U.S. oil prices retreated over $1 after topping $100 a barrel early Friday when the International Energy Agency's chief economist said high prices are now "unbearable for consumers" and traders anticipated an announcement of a release of emergency oil reserves could be imminent.
"I see the prices today, in this economic context, as unbearable for consumers," IEA chief economist Fatih Birol told Reuters. "High prices together with other factors could push the global economy back into recession," IEA chief economist Fatih Birol told Reuters.
Birol said the agency was monitoring markets very closely, though he did not say whether the latest price rises could prompt the IEA to carry out an emergency release of oil stocks.
U.S. oil futures climbed to their highest level since May and Brent crude prices rose to , as the "risk on" trade from the Fed's additional stimulus measurespressured the U.S. dollar and lifted many commodities. The geopolitical premium from protests and violence in the Middle East and North Africa added to the surge.

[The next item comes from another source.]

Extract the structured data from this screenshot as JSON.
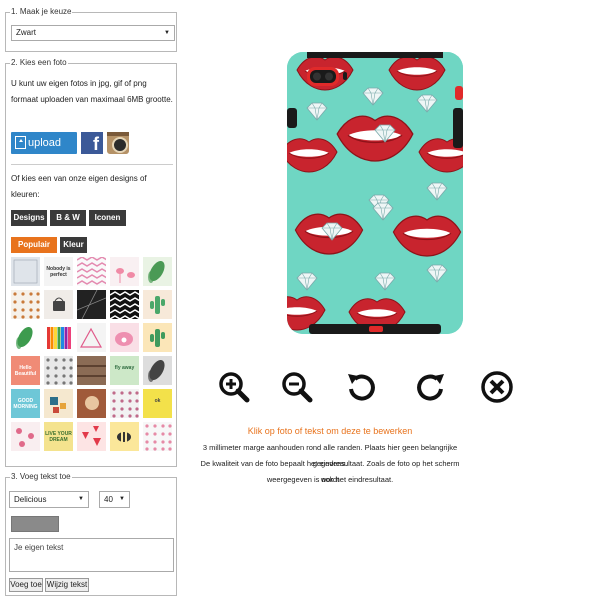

But oil prices pulled back slightly after the IEA official's comments. WTI oil futures settled at $99, up only fractionally on the day. While Brent crude futures finished at just over $116.50 a barrel. (Read More: Get Oil and Natural Gas Prices Here)
"That's a pretty important signal from the IEA, especially with the Iranian sanctions deadline looming," said energy analyst Kevin Book, managing director of Clearview Energy Partners in Washington, D.C. He believes an announcement of a release of supplies from the U.S. Strategic Petroleum Reserve could come as early as next week.
The Iran sanctions amendment to the 2012 National Defense Authorization Act granted 20 countries—including China, Japan, India and South Korea—exemptions from "significantly" reducing Iranian oil imports. The decision on whether those exemptions will be renewed is expected to come on Sunday.
"The White House could tighten sanctions against Japan next week and toughen its jawboning with India, China and South Korea while pre-emptively drawing the SPR to offset higher prices," Book wrote in a note to clients. "In this context, the act of enforcing tighter sanctions would cease to be a catalyst for higher prices and could instead become a defensible pretext for the President to lower prices by releasing strategic reserves."
"We're just waiting for the shoe to drop," said CNBC contributor and Again Capital founder John Kilduff.
"It sounds like they're telegraphing an SPR release," agreed NYMEX trader and broker Peter Donovan of Vantage Trading. "A price increase has been built in due to Fed stimulus and Mideast tensions, but this market has some real downside risk due to an ongoing financial problems in Europe and now the potential for an SPR draw."
"Still, traders may be hesitant to go home with short positions ahead of the weekend given the recently increased tensions throughout the Muslim world," Donovan said.
In light of violence and protests in Egypt, Lebanon, Sudan, Tunisia, Yemen and elsewhere in the Middle East and North Africa on Friday, traders will be watching developments in that part of the world very closely over the weekend and oil prices could be very volatile in the electronic trading session Sunday night.
"If I was going to be scared of crude oil price action any time of the year," Book said. "I'd be scared this weekend."